Your veterinarian will be able to make a much more accurate diagnosis and rule out other possibilities. He or she will likely take several urine samples and perform ultrasounds on the kidneys to look for visible abnormalities. A high percentage of acid in the urine is a clear sign of impending renal failure. In addition, the dog's potassium levels will likely be very low, while the phosphorous is elevated as the kidneys are no longer able to properly metabolize it. An increase in red blood cells that leads to anemia is also a very likely consequence.

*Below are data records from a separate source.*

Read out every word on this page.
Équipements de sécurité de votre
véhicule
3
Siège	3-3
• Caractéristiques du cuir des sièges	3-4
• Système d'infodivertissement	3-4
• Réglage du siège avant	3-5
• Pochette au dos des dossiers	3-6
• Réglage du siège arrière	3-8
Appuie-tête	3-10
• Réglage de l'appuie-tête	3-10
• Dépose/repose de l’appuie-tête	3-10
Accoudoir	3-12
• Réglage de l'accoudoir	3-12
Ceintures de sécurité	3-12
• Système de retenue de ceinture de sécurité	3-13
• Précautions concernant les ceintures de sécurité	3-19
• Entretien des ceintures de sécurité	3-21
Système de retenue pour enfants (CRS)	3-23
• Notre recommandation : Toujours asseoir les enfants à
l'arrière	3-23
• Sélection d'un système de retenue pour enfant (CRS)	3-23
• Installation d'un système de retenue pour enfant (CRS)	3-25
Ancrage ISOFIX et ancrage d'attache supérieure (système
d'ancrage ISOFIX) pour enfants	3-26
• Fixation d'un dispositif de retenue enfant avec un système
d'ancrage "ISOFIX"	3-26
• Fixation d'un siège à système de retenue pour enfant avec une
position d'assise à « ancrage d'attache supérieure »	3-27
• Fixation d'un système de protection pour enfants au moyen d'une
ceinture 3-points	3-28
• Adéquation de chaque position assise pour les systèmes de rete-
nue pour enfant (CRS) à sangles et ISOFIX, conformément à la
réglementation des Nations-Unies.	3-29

There is no real treatment for renal dysplasia and the above symptoms are usually just treated independently from the main disease in order to make the dog as comfortable as possible. Medication can be prescribed and certain changes can be made to the dog's diet in order to reduce the level of acid in the urine, and dehydration can be relieved by means of intravenous nutrition supplements. Medications to control vomiting and high blood pressure as well as iron supplements to combat anemia round out the barrage of medications necessary to help a dog feel comfortable in spite of the failure of the kidneys to carry out their essential tasks.
It should be acknowledged, however, these support treatments are only helping the symptoms and prolonging the inevitable. There is no cure for renal dysplasia and after a matter of time, total renal failure is certain to happen.
Renal dysplasia is an inherited condition and dogs that suffer from it should not be used for breeding.